Have an idea?

Visit Sawtooth Software Feedback to share your ideas on how we can improve our products.

Measuring cross validity & over-fitting in Latent Class


After running the Latent Class analysis, the output does not show a clear number of groups (segments) that fit best with my data.
The CAIC and BIC keep decreasing when the number of groups increases. Though, the relative Chi Square is highest at the two group solution.

What do I have to do?

I heard it is possible to do a cross-validation and/or test for overfitting. But how does this work in Sawtooth? And how do I have to interpret the output?

I hope you can help me out.

Thank you in advance!
asked Feb 16, 2017 by anonymous

1 Answer

+1 vote
Lower CAIC and BIC values are actually better.  

You should ask yourself why you are running latent class.  What's the goal?  Interpretability of the groups?  Predictive validity based on the choice simulator you could build using latent class utilities?

Most of our users tend to develop latent class solutions mainly for the strategic purposes of finding a finite number of segments to explain the market (in a simple enough way that humans can easily grasp) and maintain for target marketing and managerial purposes.  

Most of our users employ HB estimation to estimate the individual-level scores that are used in the market simulator to make predictions about product choice.

It's really nice to use HB to predict individuals' choices in the simulator, but to break out those results by segment membership as separate columns (as "banner points").
answered Feb 16, 2017 by Bryan Orme Platinum Sawtooth Software, Inc. (133,765 points)
Thank you for your answer.

Though, I still have some questions.

I indeed want to develop classess for strategic purposes. But now Latent Class shows me that 7 groups would have the lowest CAIC and BIC, but it is not desirable to have 7 segments to interpret. I don't know what to do with this.
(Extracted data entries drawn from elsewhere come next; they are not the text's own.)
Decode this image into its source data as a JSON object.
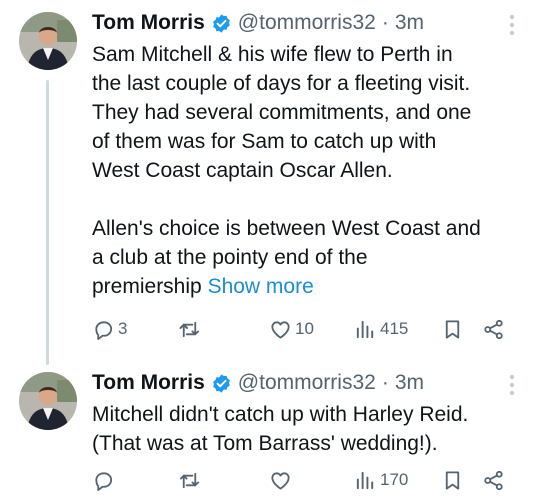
{
  "colors": {
    "text": "#0f1419",
    "muted": "#536471",
    "link": "#1a8cd8",
    "verified": "#1d9bf0",
    "thread_line": "#cfd9de"
  },
  "tweets": [
    {
      "name": "Tom Morris",
      "handle": "@tommorris32",
      "separator": "·",
      "time": "3m",
      "lines": [
        "Sam Mitchell & his wife flew to Perth in",
        "the last couple of days for a fleeting visit.",
        "They had several commitments, and one",
        "of them was for Sam to catch up with",
        "West Coast captain Oscar Allen."
      ],
      "lines2": [
        "Allen's choice is between West Coast and",
        "a club at the pointy end of the",
        "premiership"
      ],
      "show_more": "Show more",
      "replies": "3",
      "likes": "10",
      "views": "415"
    },
    {
      "name": "Tom Morris",
      "handle": "@tommorris32",
      "separator": "·",
      "time": "3m",
      "lines": [
        "Mitchell didn't catch up with Harley Reid.",
        "(That was at Tom Barrass' wedding!)."
      ],
      "views": "170"
    }
  ]
}
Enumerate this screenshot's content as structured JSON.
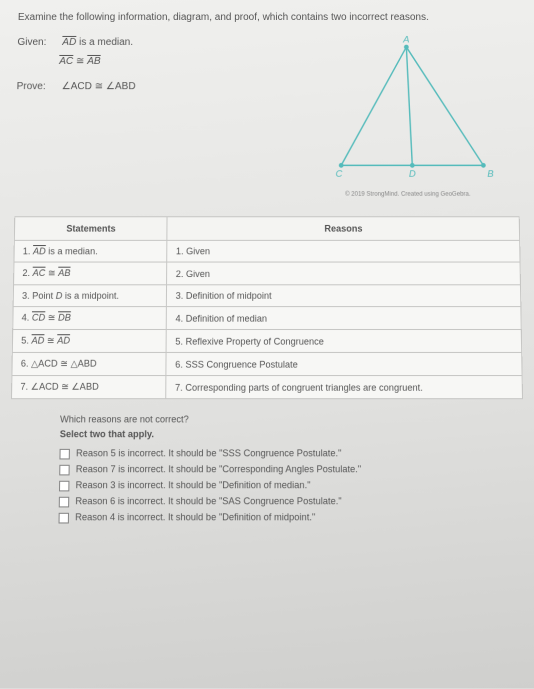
{
  "instruction": "Examine the following information, diagram, and proof, which contains two incorrect reasons.",
  "given_label": "Given:",
  "given_line1_pre": "AD",
  "given_line1_post": " is a median.",
  "given_line2_a": "AC",
  "given_line2_sym": " ≅ ",
  "given_line2_b": "AB",
  "prove_label": "Prove:",
  "prove_text": "∠ACD ≅ ∠ABD",
  "diagram": {
    "A": "A",
    "C": "C",
    "D": "D",
    "B": "B"
  },
  "attribution": "© 2019 StrongMind. Created using GeoGebra.",
  "table": {
    "h1": "Statements",
    "h2": "Reasons",
    "rows": [
      {
        "s_num": "1.",
        "s_a": "AD",
        "s_post": " is a median.",
        "r": "1. Given"
      },
      {
        "s_num": "2.",
        "s_a": "AC",
        "s_sym": " ≅ ",
        "s_b": "AB",
        "r": "2. Given"
      },
      {
        "s_num": "3. Point ",
        "s_i": "D",
        "s_post": " is a midpoint.",
        "r": "3. Definition of midpoint"
      },
      {
        "s_num": "4.",
        "s_a": "CD",
        "s_sym": " ≅ ",
        "s_b": "DB",
        "r": "4. Definition of median"
      },
      {
        "s_num": "5.",
        "s_a": "AD",
        "s_sym": " ≅ ",
        "s_b": "AD",
        "r": "5. Reflexive Property of Congruence"
      },
      {
        "s_plain": "6. △ACD ≅ △ABD",
        "r": "6. SSS Congruence Postulate"
      },
      {
        "s_plain": "7. ∠ACD ≅ ∠ABD",
        "r": "7. Corresponding parts of congruent triangles are congruent."
      }
    ]
  },
  "question": {
    "prompt": "Which reasons are not correct?",
    "sub": "Select two that apply.",
    "options": [
      "Reason 5 is incorrect. It should be \"SSS Congruence Postulate.\"",
      "Reason 7 is incorrect. It should be \"Corresponding Angles Postulate.\"",
      "Reason 3 is incorrect. It should be \"Definition of median.\"",
      "Reason 6 is incorrect. It should be \"SAS Congruence Postulate.\"",
      "Reason 4 is incorrect. It should be \"Definition of midpoint.\""
    ]
  }
}
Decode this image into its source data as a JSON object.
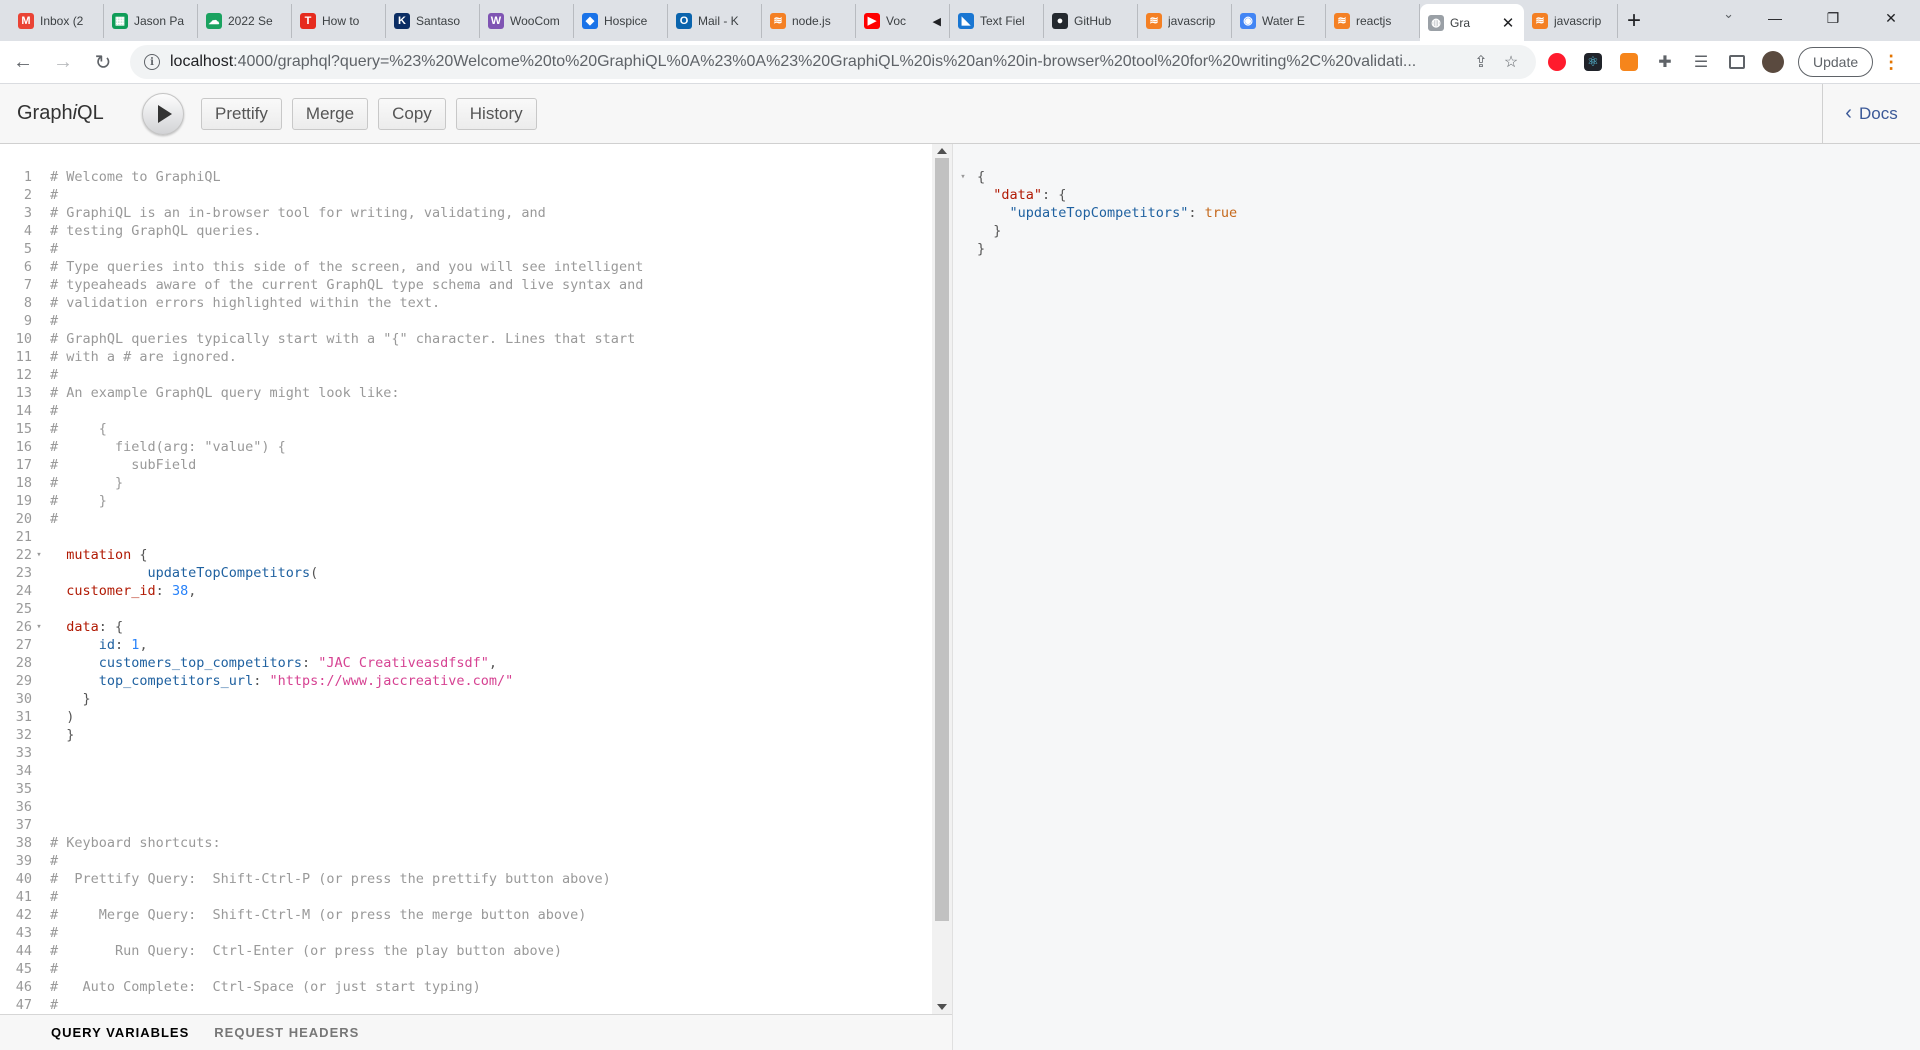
{
  "browser": {
    "tabs": [
      {
        "title": "Inbox (2",
        "icon": "gmail-icon",
        "color": "#ea4335",
        "glyph": "M"
      },
      {
        "title": "Jason Pa",
        "icon": "sheets-icon",
        "color": "#0f9d58",
        "glyph": "▦"
      },
      {
        "title": "2022 Se",
        "icon": "cloud-icon",
        "color": "#1aa260",
        "glyph": "☁"
      },
      {
        "title": "How to",
        "icon": "ted-icon",
        "color": "#e62b1e",
        "glyph": "T"
      },
      {
        "title": "Santaso",
        "icon": "k-icon",
        "color": "#0b2d64",
        "glyph": "K"
      },
      {
        "title": "WooCom",
        "icon": "woo-icon",
        "color": "#7f54b3",
        "glyph": "W"
      },
      {
        "title": "Hospice",
        "icon": "diamond-icon",
        "color": "#1a73e8",
        "glyph": "◆"
      },
      {
        "title": "Mail - K",
        "icon": "outlook-icon",
        "color": "#0a64ad",
        "glyph": "O"
      },
      {
        "title": "node.js",
        "icon": "stackoverflow-icon",
        "color": "#f48024",
        "glyph": "≋"
      },
      {
        "title": "Voc",
        "icon": "youtube-icon",
        "color": "#ff0000",
        "glyph": "▶",
        "audio": true
      },
      {
        "title": "Text Fiel",
        "icon": "mui-icon",
        "color": "#1976d2",
        "glyph": "◣"
      },
      {
        "title": "GitHub",
        "icon": "github-icon",
        "color": "#24292f",
        "glyph": "●"
      },
      {
        "title": "javascrip",
        "icon": "stackoverflow-icon",
        "color": "#f48024",
        "glyph": "≋"
      },
      {
        "title": "Water E",
        "icon": "water-icon",
        "color": "#4285f4",
        "glyph": "◉"
      },
      {
        "title": "reactjs",
        "icon": "stackoverflow-icon",
        "color": "#f48024",
        "glyph": "≋"
      },
      {
        "title": "Gra",
        "icon": "globe-icon",
        "color": "#9aa0a6",
        "glyph": "◍",
        "active": true
      },
      {
        "title": "javascrip",
        "icon": "stackoverflow-icon",
        "color": "#f48024",
        "glyph": "≋"
      }
    ],
    "url_host": "localhost",
    "url_rest": ":4000/graphql?query=%23%20Welcome%20to%20GraphiQL%0A%23%0A%23%20GraphiQL%20is%20an%20in-browser%20tool%20for%20writing%2C%20validati...",
    "update_label": "Update"
  },
  "graphiql": {
    "logo_pre": "Graph",
    "logo_em": "i",
    "logo_post": "QL",
    "buttons": {
      "prettify": "Prettify",
      "merge": "Merge",
      "copy": "Copy",
      "history": "History"
    },
    "docs_label": "Docs",
    "vars_tabs": {
      "variables": "QUERY VARIABLES",
      "headers": "REQUEST HEADERS"
    }
  },
  "query_lines": [
    {
      "n": 1,
      "t": [
        [
          "c-comment",
          "# Welcome to GraphiQL"
        ]
      ]
    },
    {
      "n": 2,
      "t": [
        [
          "c-comment",
          "#"
        ]
      ]
    },
    {
      "n": 3,
      "t": [
        [
          "c-comment",
          "# GraphiQL is an in-browser tool for writing, validating, and"
        ]
      ]
    },
    {
      "n": 4,
      "t": [
        [
          "c-comment",
          "# testing GraphQL queries."
        ]
      ]
    },
    {
      "n": 5,
      "t": [
        [
          "c-comment",
          "#"
        ]
      ]
    },
    {
      "n": 6,
      "t": [
        [
          "c-comment",
          "# Type queries into this side of the screen, and you will see intelligent"
        ]
      ]
    },
    {
      "n": 7,
      "t": [
        [
          "c-comment",
          "# typeaheads aware of the current GraphQL type schema and live syntax and"
        ]
      ]
    },
    {
      "n": 8,
      "t": [
        [
          "c-comment",
          "# validation errors highlighted within the text."
        ]
      ]
    },
    {
      "n": 9,
      "t": [
        [
          "c-comment",
          "#"
        ]
      ]
    },
    {
      "n": 10,
      "t": [
        [
          "c-comment",
          "# GraphQL queries typically start with a \"{\" character. Lines that start"
        ]
      ]
    },
    {
      "n": 11,
      "t": [
        [
          "c-comment",
          "# with a # are ignored."
        ]
      ]
    },
    {
      "n": 12,
      "t": [
        [
          "c-comment",
          "#"
        ]
      ]
    },
    {
      "n": 13,
      "t": [
        [
          "c-comment",
          "# An example GraphQL query might look like:"
        ]
      ]
    },
    {
      "n": 14,
      "t": [
        [
          "c-comment",
          "#"
        ]
      ]
    },
    {
      "n": 15,
      "t": [
        [
          "c-comment",
          "#     {"
        ]
      ]
    },
    {
      "n": 16,
      "t": [
        [
          "c-comment",
          "#       field(arg: \"value\") {"
        ]
      ]
    },
    {
      "n": 17,
      "t": [
        [
          "c-comment",
          "#         subField"
        ]
      ]
    },
    {
      "n": 18,
      "t": [
        [
          "c-comment",
          "#       }"
        ]
      ]
    },
    {
      "n": 19,
      "t": [
        [
          "c-comment",
          "#     }"
        ]
      ]
    },
    {
      "n": 20,
      "t": [
        [
          "c-comment",
          "#"
        ]
      ]
    },
    {
      "n": 21,
      "t": []
    },
    {
      "n": 22,
      "fold": true,
      "t": [
        [
          "c-keyword",
          "  mutation"
        ],
        [
          "c-punct",
          " {"
        ]
      ]
    },
    {
      "n": 23,
      "t": [
        [
          "c-prop",
          "            updateTopCompetitors"
        ],
        [
          "c-punct",
          "("
        ]
      ]
    },
    {
      "n": 24,
      "t": [
        [
          "c-keyword",
          "  customer_id"
        ],
        [
          "c-punct",
          ": "
        ],
        [
          "c-num",
          "38"
        ],
        [
          "c-punct",
          ","
        ]
      ]
    },
    {
      "n": 25,
      "t": []
    },
    {
      "n": 26,
      "fold": true,
      "t": [
        [
          "c-keyword",
          "  data"
        ],
        [
          "c-punct",
          ": {"
        ]
      ]
    },
    {
      "n": 27,
      "t": [
        [
          "c-prop",
          "      id"
        ],
        [
          "c-punct",
          ": "
        ],
        [
          "c-num",
          "1"
        ],
        [
          "c-punct",
          ","
        ]
      ]
    },
    {
      "n": 28,
      "t": [
        [
          "c-prop",
          "      customers_top_competitors"
        ],
        [
          "c-punct",
          ": "
        ],
        [
          "c-str",
          "\"JAC Creativeasdfsdf\""
        ],
        [
          "c-punct",
          ","
        ]
      ]
    },
    {
      "n": 29,
      "t": [
        [
          "c-prop",
          "      top_competitors_url"
        ],
        [
          "c-punct",
          ": "
        ],
        [
          "c-str",
          "\"https://www.jaccreative.com/\""
        ]
      ]
    },
    {
      "n": 30,
      "t": [
        [
          "c-punct",
          "    }"
        ]
      ]
    },
    {
      "n": 31,
      "t": [
        [
          "c-punct",
          "  )"
        ]
      ]
    },
    {
      "n": 32,
      "t": [
        [
          "c-punct",
          "  }"
        ]
      ]
    },
    {
      "n": 33,
      "t": []
    },
    {
      "n": 34,
      "t": []
    },
    {
      "n": 35,
      "t": []
    },
    {
      "n": 36,
      "t": []
    },
    {
      "n": 37,
      "t": []
    },
    {
      "n": 38,
      "t": [
        [
          "c-comment",
          "# Keyboard shortcuts:"
        ]
      ]
    },
    {
      "n": 39,
      "t": [
        [
          "c-comment",
          "#"
        ]
      ]
    },
    {
      "n": 40,
      "t": [
        [
          "c-comment",
          "#  Prettify Query:  Shift-Ctrl-P (or press the prettify button above)"
        ]
      ]
    },
    {
      "n": 41,
      "t": [
        [
          "c-comment",
          "#"
        ]
      ]
    },
    {
      "n": 42,
      "t": [
        [
          "c-comment",
          "#     Merge Query:  Shift-Ctrl-M (or press the merge button above)"
        ]
      ]
    },
    {
      "n": 43,
      "t": [
        [
          "c-comment",
          "#"
        ]
      ]
    },
    {
      "n": 44,
      "t": [
        [
          "c-comment",
          "#       Run Query:  Ctrl-Enter (or press the play button above)"
        ]
      ]
    },
    {
      "n": 45,
      "t": [
        [
          "c-comment",
          "#"
        ]
      ]
    },
    {
      "n": 46,
      "t": [
        [
          "c-comment",
          "#   Auto Complete:  Ctrl-Space (or just start typing)"
        ]
      ]
    },
    {
      "n": 47,
      "t": [
        [
          "c-comment",
          "#"
        ]
      ]
    }
  ],
  "result_lines": [
    {
      "fold": true,
      "t": [
        [
          "c-punct",
          "{"
        ]
      ]
    },
    {
      "t": [
        [
          "c-attr",
          "  \"data\""
        ],
        [
          "c-punct",
          ": {"
        ]
      ]
    },
    {
      "t": [
        [
          "c-prop",
          "    \"updateTopCompetitors\""
        ],
        [
          "c-punct",
          ": "
        ],
        [
          "c-bool",
          "true"
        ]
      ]
    },
    {
      "t": [
        [
          "c-punct",
          "  }"
        ]
      ]
    },
    {
      "t": [
        [
          "c-punct",
          "}"
        ]
      ]
    }
  ]
}
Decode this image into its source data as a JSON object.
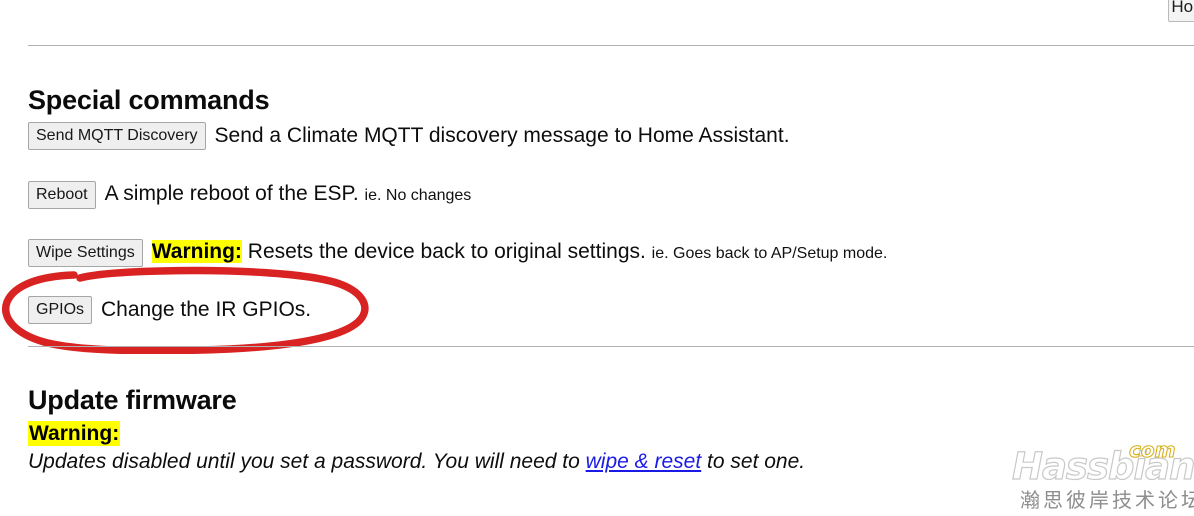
{
  "topbar": {
    "home_button_label": "Home"
  },
  "special_commands": {
    "heading": "Special commands",
    "rows": [
      {
        "button_label": "Send MQTT Discovery",
        "description": "Send a Climate MQTT discovery message to Home Assistant.",
        "warning_label": "",
        "note": ""
      },
      {
        "button_label": "Reboot",
        "description": "A simple reboot of the ESP.",
        "warning_label": "",
        "note": "ie. No changes"
      },
      {
        "button_label": "Wipe Settings",
        "description": "Resets the device back to original settings.",
        "warning_label": "Warning:",
        "note": "ie. Goes back to AP/Setup mode."
      },
      {
        "button_label": "GPIOs",
        "description": "Change the IR GPIOs.",
        "warning_label": "",
        "note": ""
      }
    ]
  },
  "update_firmware": {
    "heading": "Update firmware",
    "warning_label": "Warning:",
    "message_before_link": "Updates disabled until you set a password. You will need to ",
    "link_text": "wipe & reset",
    "message_after_link": " to set one."
  },
  "annotation": {
    "shape": "red-ellipse-highlight",
    "color": "#d92323",
    "targets": "gpios-row"
  },
  "watermark": {
    "brand": "Hassbian",
    "tld": "com",
    "subtitle": "瀚思彼岸技术论坛",
    "brand_color": "#c9c9c9",
    "tld_color": "#d6b21e",
    "subtitle_color": "#8e8e8e"
  }
}
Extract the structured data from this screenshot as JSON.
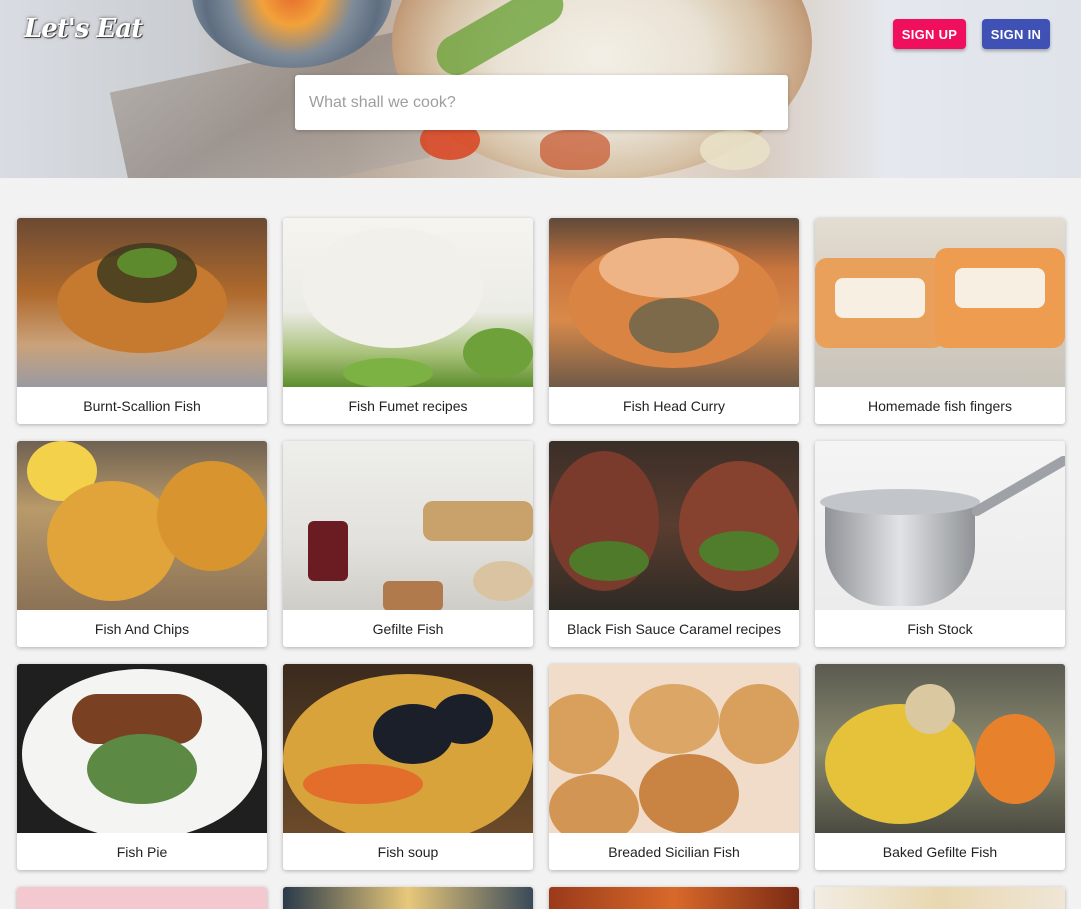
{
  "header": {
    "logo": "Let's Eat",
    "signup_label": "SIGN UP",
    "signin_label": "SIGN IN",
    "search_placeholder": "What shall we cook?",
    "search_value": ""
  },
  "colors": {
    "signup": "#f00f5d",
    "signin": "#3f51b5",
    "background": "#f2f2f3"
  },
  "recipes": [
    {
      "title": "Burnt-Scallion Fish"
    },
    {
      "title": "Fish Fumet recipes"
    },
    {
      "title": "Fish Head Curry"
    },
    {
      "title": "Homemade fish fingers"
    },
    {
      "title": "Fish And Chips"
    },
    {
      "title": "Gefilte Fish"
    },
    {
      "title": "Black Fish Sauce Caramel recipes"
    },
    {
      "title": "Fish Stock"
    },
    {
      "title": "Fish Pie"
    },
    {
      "title": "Fish soup"
    },
    {
      "title": "Breaded Sicilian Fish"
    },
    {
      "title": "Baked Gefilte Fish"
    }
  ]
}
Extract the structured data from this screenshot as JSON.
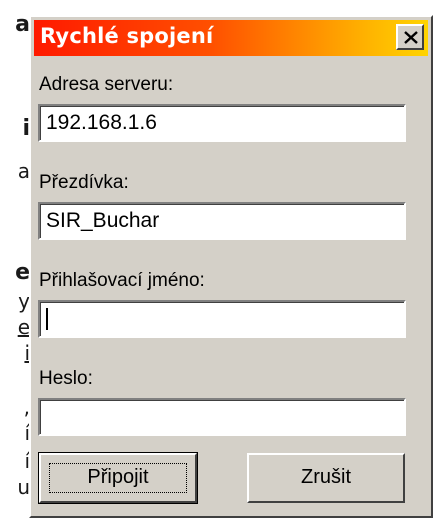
{
  "background": {
    "fragments": [
      "a",
      "i",
      "a",
      "e",
      "y",
      "e",
      "i",
      ",",
      "í",
      "í",
      "u"
    ]
  },
  "dialog": {
    "title": "Rychlé spojení",
    "fields": {
      "server": {
        "label": "Adresa serveru:",
        "value": "192.168.1.6"
      },
      "nick": {
        "label": "Přezdívka:",
        "value": "SIR_Buchar"
      },
      "login": {
        "label": "Přihlašovací jméno:",
        "value": ""
      },
      "password": {
        "label": "Heslo:",
        "value": ""
      }
    },
    "buttons": {
      "connect": "Připojit",
      "cancel": "Zrušit"
    }
  },
  "colors": {
    "titlebar_start": "#ff1a00",
    "titlebar_end": "#ffd400",
    "face": "#d4d0c8"
  }
}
What is possible within Sawtoot regarding cross-validation and overfitting? I think the algorythm of my data is too complicated.

Thank you in advance.
With strategic segmentation via cluster or latent class, you want to find a balance between:

1.  Interpretability (the solutions make sense from a story-telling standpoint).
2.  Large enough segments (the target segments you are interested in are large enough such that it is meaningful to separate them and you have enough people in each target segment to tabulate their responses to the other questions in your survey so you can understand their motivations and characteristics).
3.  Stability (if you repeat the latent class segmentation from different random starting points, you'll get essentially the same result every time...meaning it's not a lucky find).
4.  Targetability (the segments you are interested in are targetable in ways meaningful to your business...you can create a product that reaches them, you can identify who they are to advertise/promote to them).
5.  Statistically meaningful fit (the BIC or CAIC criteria are low).

Obviously, not every segmentation solution (2-group, 3-group, etc.) is equally good in all these aspects.  There is both art and science to strategic market segmentation and you often have to trade off aspects of one goal to reach the other.